5. Following changes have been noticed in the Master Circular released this year:
i. It has been clarified by RBI that credit to farmers under the Kisan Credit Card, being primarily for credit purposes, would be treated as direct finance for agriculture under priority sector lending.1
ii. To clear doubts on whether financial activities which promote dairy development in districts would enjoy PSL status, it has been clarified that as credit under the dairy segment (including procurement, storage, processing, collection, transportation, etc.) primarily benefits small/marginal farmers and tiny units, bank credit to all activities which contribute to the development of dairy business would be treated as indirect finance to agriculture under priority sector. Banks have been advised to ensure that such investment benefit farmers engaged in dairy farming.2
iii. The words “SSI unit” have been excluded from paragraph 1.3.9 from Master Circular. However, this change is only of academic interest. Finance to storage units which are not registered as micro and small enterprise would still be deemed to be “priority sector advance.” This is because paragraph 2.1.1 deems finance to micro and small manufacturing enterprises, including inter alia, enterprises engaged in preservation of goods (which must include within its ambit, agricultural produce), as “priority sector advance”. Registration of micro and small enterprises is not compulsory under MSMED Act, 2006 and vide para 2.1.2(d), it is this Act which is the reference point for fixing eligibility for classification under priority sector.

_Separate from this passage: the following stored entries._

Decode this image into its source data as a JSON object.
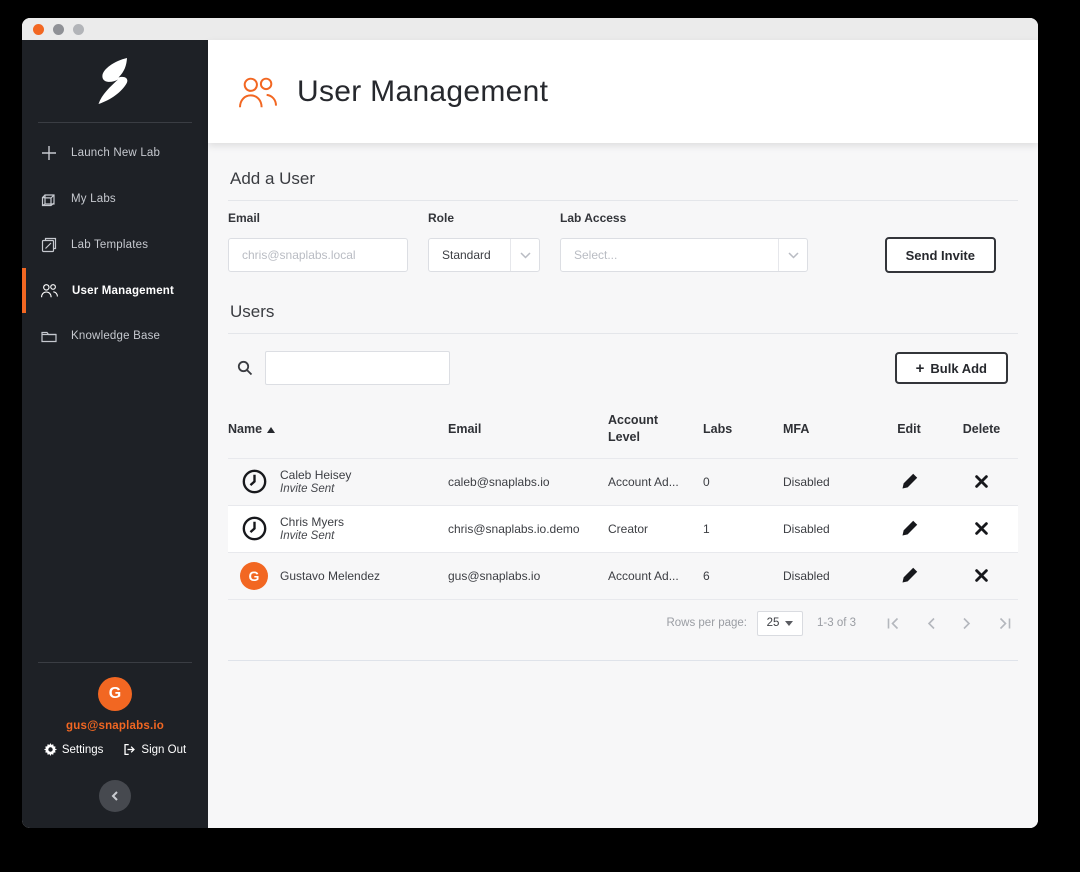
{
  "colors": {
    "accent": "#f26722",
    "sidebar_bg": "#1e2126",
    "content_bg": "#f7f7f8"
  },
  "icons": {
    "plus": "+"
  },
  "sidebar": {
    "items": [
      {
        "label": "Launch New Lab"
      },
      {
        "label": "My Labs"
      },
      {
        "label": "Lab Templates"
      },
      {
        "label": "User Management"
      },
      {
        "label": "Knowledge Base"
      }
    ],
    "user": {
      "avatar_letter": "G",
      "email": "gus@snaplabs.io",
      "settings_label": "Settings",
      "sign_out_label": "Sign Out"
    }
  },
  "header": {
    "title": "User Management"
  },
  "add_user": {
    "section_title": "Add a User",
    "email_label": "Email",
    "email_placeholder": "chris@snaplabs.local",
    "role_label": "Role",
    "role_value": "Standard",
    "lab_access_label": "Lab Access",
    "lab_access_value": "Select...",
    "send_invite_label": "Send Invite"
  },
  "users": {
    "section_title": "Users",
    "bulk_add_label": "Bulk Add",
    "columns": [
      "Name",
      "Email",
      "Account Level",
      "Labs",
      "MFA",
      "Edit",
      "Delete"
    ],
    "rows": [
      {
        "name": "Caleb Heisey",
        "status": "Invite Sent",
        "email": "caleb@snaplabs.io",
        "account_level": "Account Ad...",
        "labs": "0",
        "mfa": "Disabled"
      },
      {
        "name": "Chris Myers",
        "status": "Invite Sent",
        "email": "chris@snaplabs.io.demo",
        "account_level": "Creator",
        "labs": "1",
        "mfa": "Disabled"
      },
      {
        "name": "Gustavo Melendez",
        "status": "",
        "email": "gus@snaplabs.io",
        "account_level": "Account Ad...",
        "labs": "6",
        "mfa": "Disabled",
        "avatar_letter": "G"
      }
    ],
    "pagination": {
      "rows_per_page_label": "Rows per page:",
      "rows_per_page_value": "25",
      "range_label": "1-3 of 3"
    }
  }
}
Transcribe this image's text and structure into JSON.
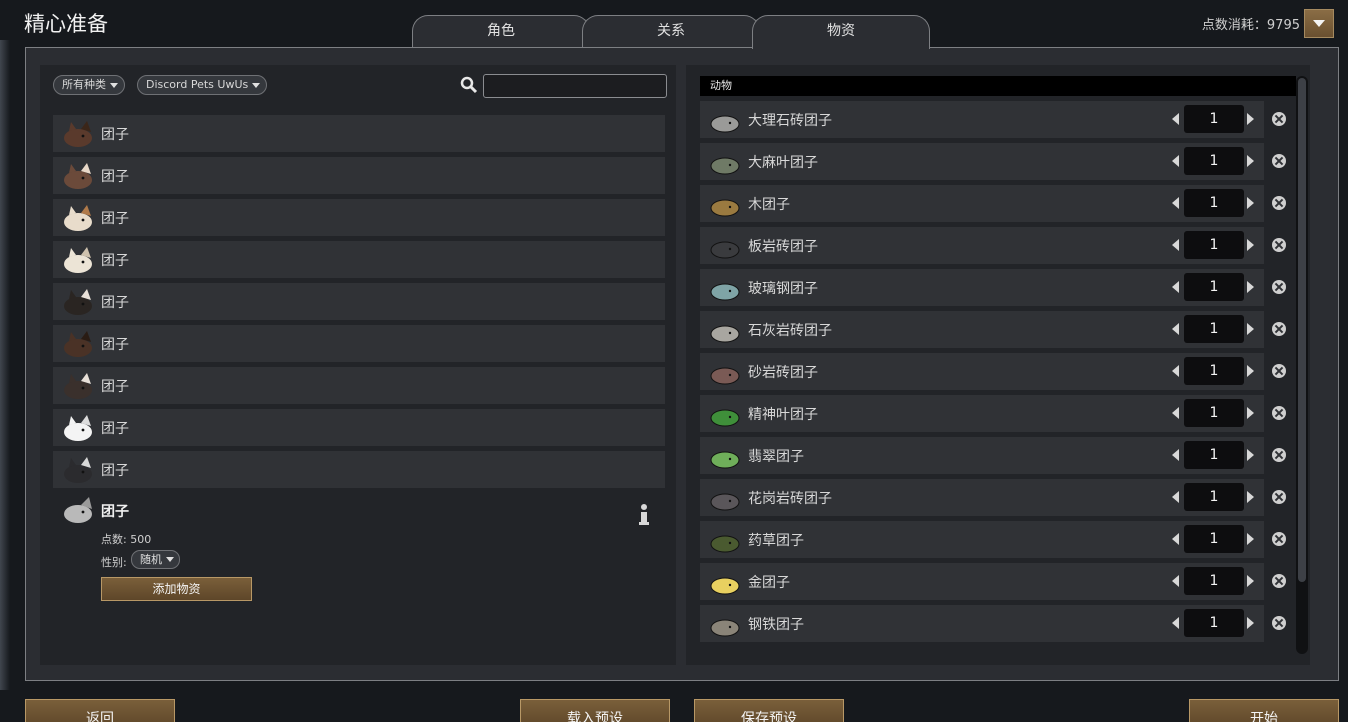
{
  "title": "精心准备",
  "tabs": [
    {
      "label": "角色"
    },
    {
      "label": "关系"
    },
    {
      "label": "物资"
    }
  ],
  "points": {
    "label": "点数消耗：9795"
  },
  "filters": {
    "category": "所有种类",
    "source": "Discord Pets UwUs"
  },
  "search": {
    "placeholder": ""
  },
  "pets": [
    {
      "name": "团子"
    },
    {
      "name": "团子"
    },
    {
      "name": "团子"
    },
    {
      "name": "团子"
    },
    {
      "name": "团子"
    },
    {
      "name": "团子"
    },
    {
      "name": "团子"
    },
    {
      "name": "团子"
    },
    {
      "name": "团子"
    }
  ],
  "selected": {
    "name": "团子",
    "points": "点数: 500",
    "gender_label": "性别:",
    "gender_value": "随机",
    "add_button": "添加物资"
  },
  "category": "动物",
  "items": [
    {
      "name": "大理石砖团子",
      "qty": "1"
    },
    {
      "name": "大麻叶团子",
      "qty": "1"
    },
    {
      "name": "木团子",
      "qty": "1"
    },
    {
      "name": "板岩砖团子",
      "qty": "1"
    },
    {
      "name": "玻璃钢团子",
      "qty": "1"
    },
    {
      "name": "石灰岩砖团子",
      "qty": "1"
    },
    {
      "name": "砂岩砖团子",
      "qty": "1"
    },
    {
      "name": "精神叶团子",
      "qty": "1"
    },
    {
      "name": "翡翠团子",
      "qty": "1"
    },
    {
      "name": "花岗岩砖团子",
      "qty": "1"
    },
    {
      "name": "药草团子",
      "qty": "1"
    },
    {
      "name": "金团子",
      "qty": "1"
    },
    {
      "name": "钢铁团子",
      "qty": "1"
    }
  ],
  "bottom": {
    "back": "返回",
    "load": "载入预设",
    "save": "保存预设",
    "start": "开始"
  },
  "colors": {
    "accent": "#7a5f3a",
    "panel": "#2b2d32",
    "row": "#303236"
  }
}
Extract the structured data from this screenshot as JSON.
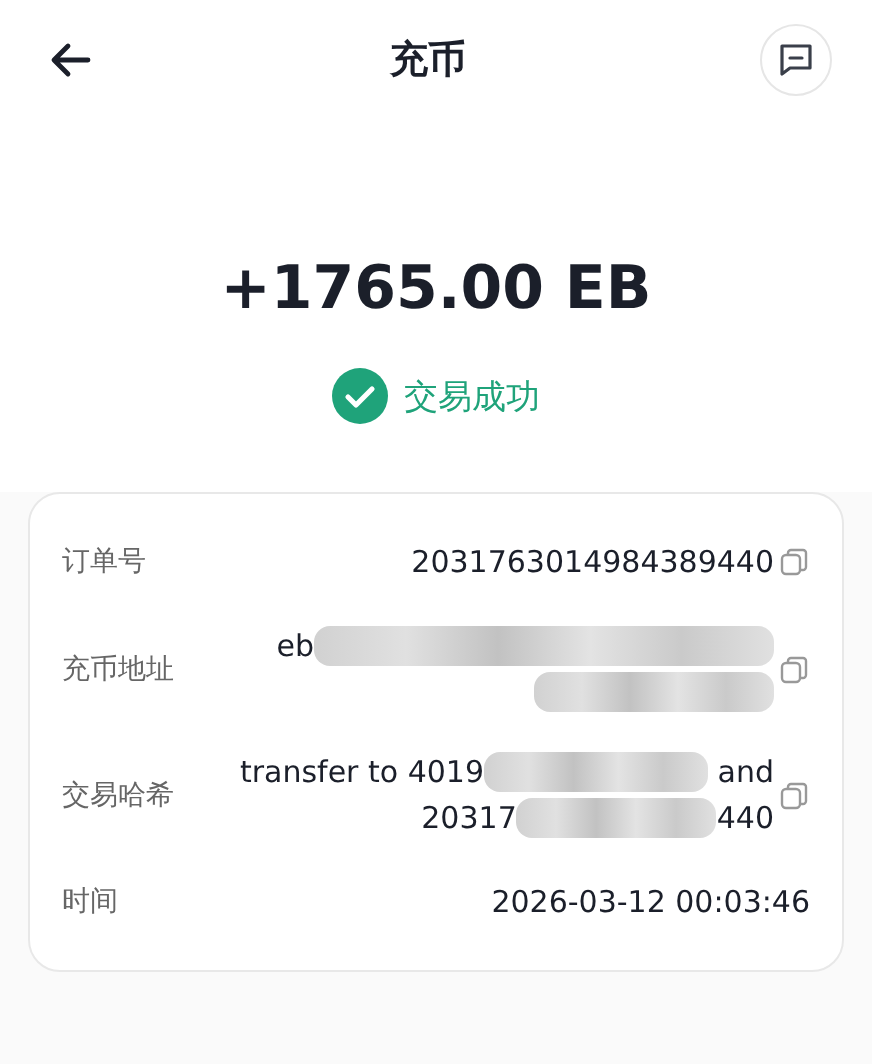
{
  "header": {
    "title": "充币"
  },
  "amount": "+1765.00 EB",
  "status": {
    "label": "交易成功",
    "success": true
  },
  "details": [
    {
      "label": "订单号",
      "copyable": true,
      "lines": [
        [
          {
            "kind": "text",
            "text": "2031763014984389440"
          }
        ]
      ]
    },
    {
      "label": "充币地址",
      "copyable": true,
      "lines": [
        [
          {
            "kind": "text",
            "text": "eb"
          },
          {
            "kind": "redacted"
          }
        ],
        [
          {
            "kind": "redacted"
          }
        ]
      ]
    },
    {
      "label": "交易哈希",
      "copyable": true,
      "lines": [
        [
          {
            "kind": "text",
            "text": "transfer to 4019"
          },
          {
            "kind": "redacted"
          },
          {
            "kind": "text",
            "text": " and"
          }
        ],
        [
          {
            "kind": "text",
            "text": "20317"
          },
          {
            "kind": "redacted"
          },
          {
            "kind": "text",
            "text": "440"
          }
        ]
      ]
    },
    {
      "label": "时间",
      "copyable": false,
      "lines": [
        [
          {
            "kind": "text",
            "text": "2026-03-12 00:03:46"
          }
        ]
      ]
    }
  ]
}
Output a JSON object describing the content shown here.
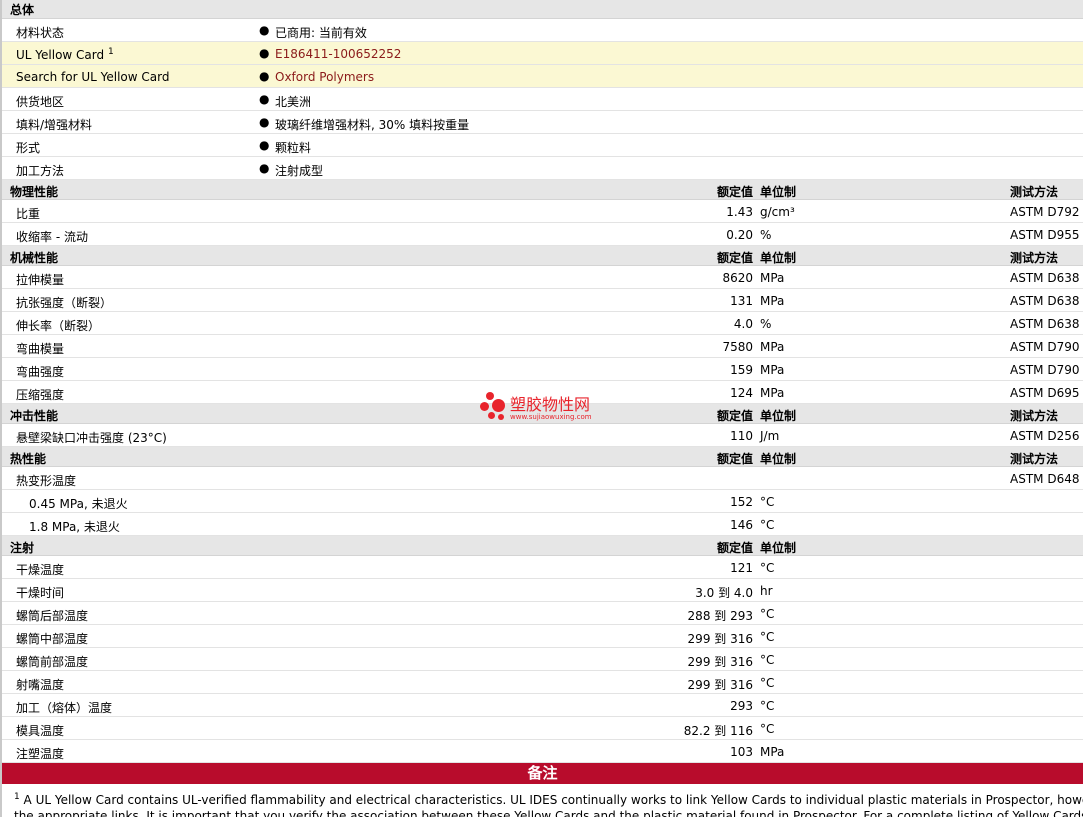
{
  "general": {
    "title": "总体",
    "rows": [
      {
        "label": "材料状态",
        "value": "已商用: 当前有效"
      },
      {
        "label": "UL Yellow Card",
        "sup": "1",
        "value": "E186411-100652252"
      },
      {
        "label": "Search for UL Yellow Card",
        "value": "Oxford Polymers"
      },
      {
        "label": "供货地区",
        "value": "北美洲"
      },
      {
        "label": "填料/增强材料",
        "value": "玻璃纤维增强材料, 30% 填料按重量"
      },
      {
        "label": "形式",
        "value": "颗粒料"
      },
      {
        "label": "加工方法",
        "value": "注射成型"
      }
    ]
  },
  "headers": {
    "nominal": "额定值",
    "unit": "单位制",
    "method": "测试方法"
  },
  "physical": {
    "title": "物理性能",
    "rows": [
      {
        "label": "比重",
        "value": "1.43",
        "unit": "g/cm³",
        "method": "ASTM D792"
      },
      {
        "label": "收缩率 - 流动",
        "value": "0.20",
        "unit": "%",
        "method": "ASTM D955"
      }
    ]
  },
  "mechanical": {
    "title": "机械性能",
    "rows": [
      {
        "label": "拉伸模量",
        "value": "8620",
        "unit": "MPa",
        "method": "ASTM D638"
      },
      {
        "label": "抗张强度（断裂）",
        "value": "131",
        "unit": "MPa",
        "method": "ASTM D638"
      },
      {
        "label": "伸长率（断裂）",
        "value": "4.0",
        "unit": "%",
        "method": "ASTM D638"
      },
      {
        "label": "弯曲模量",
        "value": "7580",
        "unit": "MPa",
        "method": "ASTM D790"
      },
      {
        "label": "弯曲强度",
        "value": "159",
        "unit": "MPa",
        "method": "ASTM D790"
      },
      {
        "label": "压缩强度",
        "value": "124",
        "unit": "MPa",
        "method": "ASTM D695"
      }
    ]
  },
  "impact": {
    "title": "冲击性能",
    "rows": [
      {
        "label": "悬壁梁缺口冲击强度 (23°C)",
        "value": "110",
        "unit": "J/m",
        "method": "ASTM D256"
      }
    ]
  },
  "thermal": {
    "title": "热性能",
    "rows": [
      {
        "label": "热变形温度",
        "value": "",
        "unit": "",
        "method": "ASTM D648"
      },
      {
        "label": "0.45 MPa, 未退火",
        "value": "152",
        "unit": "°C",
        "method": ""
      },
      {
        "label": "1.8 MPa, 未退火",
        "value": "146",
        "unit": "°C",
        "method": ""
      }
    ]
  },
  "injection": {
    "title": "注射",
    "rows": [
      {
        "label": "干燥温度",
        "value": "121",
        "unit": "°C"
      },
      {
        "label": "干燥时间",
        "value": "3.0 到  4.0",
        "unit": "hr"
      },
      {
        "label": "螺筒后部温度",
        "value": "288 到  293",
        "unit": "°C"
      },
      {
        "label": "螺筒中部温度",
        "value": "299 到  316",
        "unit": "°C"
      },
      {
        "label": "螺筒前部温度",
        "value": "299 到  316",
        "unit": "°C"
      },
      {
        "label": "射嘴温度",
        "value": "299 到  316",
        "unit": "°C"
      },
      {
        "label": "加工（熔体）温度",
        "value": "293",
        "unit": "°C"
      },
      {
        "label": "模具温度",
        "value": "82.2 到  116",
        "unit": "°C"
      },
      {
        "label": "注塑温度",
        "value": "103",
        "unit": "MPa"
      }
    ]
  },
  "notes": {
    "title": "备注",
    "sup": "1",
    "line1": " A UL Yellow Card contains UL-verified flammability and electrical characteristics. UL IDES continually works to link Yellow Cards to individual plastic materials in Prospector, however th",
    "line2": "the appropriate links. It is important that you verify the association between these Yellow Cards and the plastic material found in Prospector. For a complete listing of Yellow Cards, visit the"
  },
  "watermark": {
    "name": "塑胶物性网",
    "url": "www.sujiaowuxing.com"
  },
  "colors": {
    "notes_bar": "#b80c2c",
    "link": "#8b1a1a",
    "highlight": "#fbf8d3",
    "watermark": "#e8242c"
  }
}
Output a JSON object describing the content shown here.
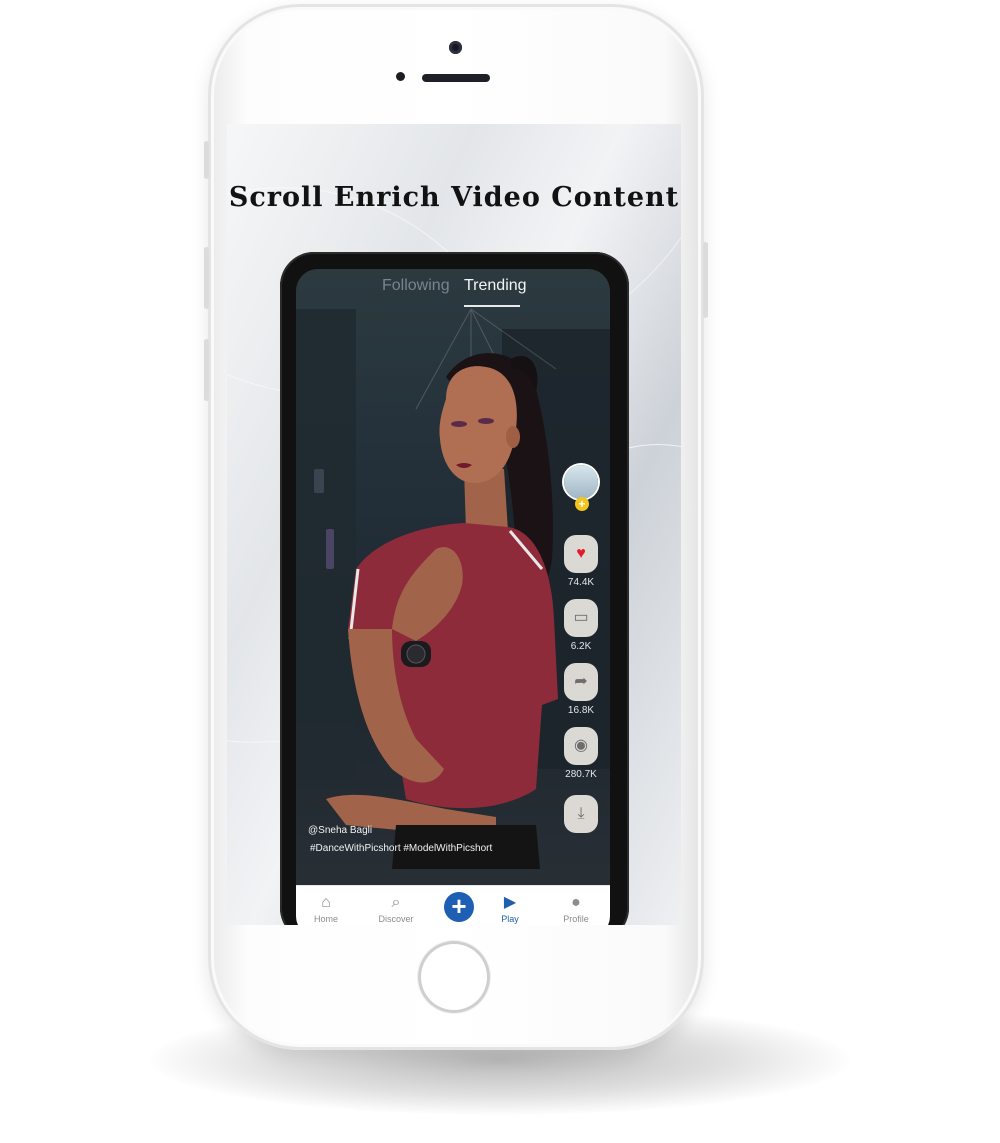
{
  "headline": "Scroll Enrich Video Content",
  "feed_tabs": {
    "following": "Following",
    "trending": "Trending"
  },
  "actions": {
    "like_count": "74.4K",
    "comment_count": "6.2K",
    "share_count": "16.8K",
    "view_count": "280.7K"
  },
  "caption": {
    "username": "@Sneha Bagli",
    "hashtags": "#DanceWithPicshort #ModelWithPicshort"
  },
  "nav": {
    "home": "Home",
    "discover": "Discover",
    "play": "Play",
    "profile": "Profile"
  },
  "colors": {
    "accent_blue": "#1e5fb3",
    "like_red": "#e0192b",
    "follow_yellow": "#f2c41d",
    "shirt_maroon": "#8e2b3b"
  },
  "icons": {
    "home": "home-icon",
    "discover": "search-icon",
    "create": "plus-icon",
    "play": "play-icon",
    "profile": "user-icon",
    "like": "heart-icon",
    "comment": "comment-icon",
    "share": "share-icon",
    "views": "eye-icon",
    "download": "download-icon"
  }
}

iv. Earlier, assistance given by Scheduled Commercial Banks to a non-governmental agency approved by NHB for their refinance for construction of dwelling units or for slum clearance and rehabilitation of slum dwellers would be treated as Priority Sector advances, subject to a ceiling of loan component of Rs. 5 lacs per dwelling unit. This limit has been enhanced to Rs. 10 lacs, for loans sanctioned after April 24, 20123. For the loans sanctioned before April 24, 2012, the ceiling continues to be Rs. 5 lacs. Thus, RBI has incorporated the proposal by Mr. Pranab Mukherjee, (ex) Hon’ble Minister of Finance made in his Union Budget speech (for the year 2012-13).4
v. Now onwards, only the loans granted by Scheduled Commercial Banks to HFCs for refinance and for on lending to the extent of 5% of bank’s total priority sector lending shall be classified as Priority Sector advances. To discourage the practice of banks granting short term loans to HFCs (while the loans granted by HFCs to the individuals are generally repayable over long and medium term), the banks must link the tenor of loans granted by them to HFCs in line with the average portfolio maturity of housing loans granted by HFCs or such loans shall not be treated as Priority Sector advances. The circular containing this prescription had been in force since 18 December, 20095. However, this direction was missing from the Master Circular on Priority Sector Lending released July last year (2011).
The Master Circular released this year is substantially similar to the one released in 2011. Some clarifications have been issued by RBI in this master circular which will bring about end to some confusing issues. In addition, affordable housing finance is likely to get a modicum of boost owing to its incorporation in the Master Circular.
1- Paragraph 1.1.3(Section I), Master Circular on Priority Sector Lending released on July 2, 2012.
2- ibid., paragraph 1.3.2.
3- Ibid., paragraph 6.4
4- Paragraph 65 of The Union Budget Speech for the year 2012-13 delivered by Mr.Pranab Mukherjee.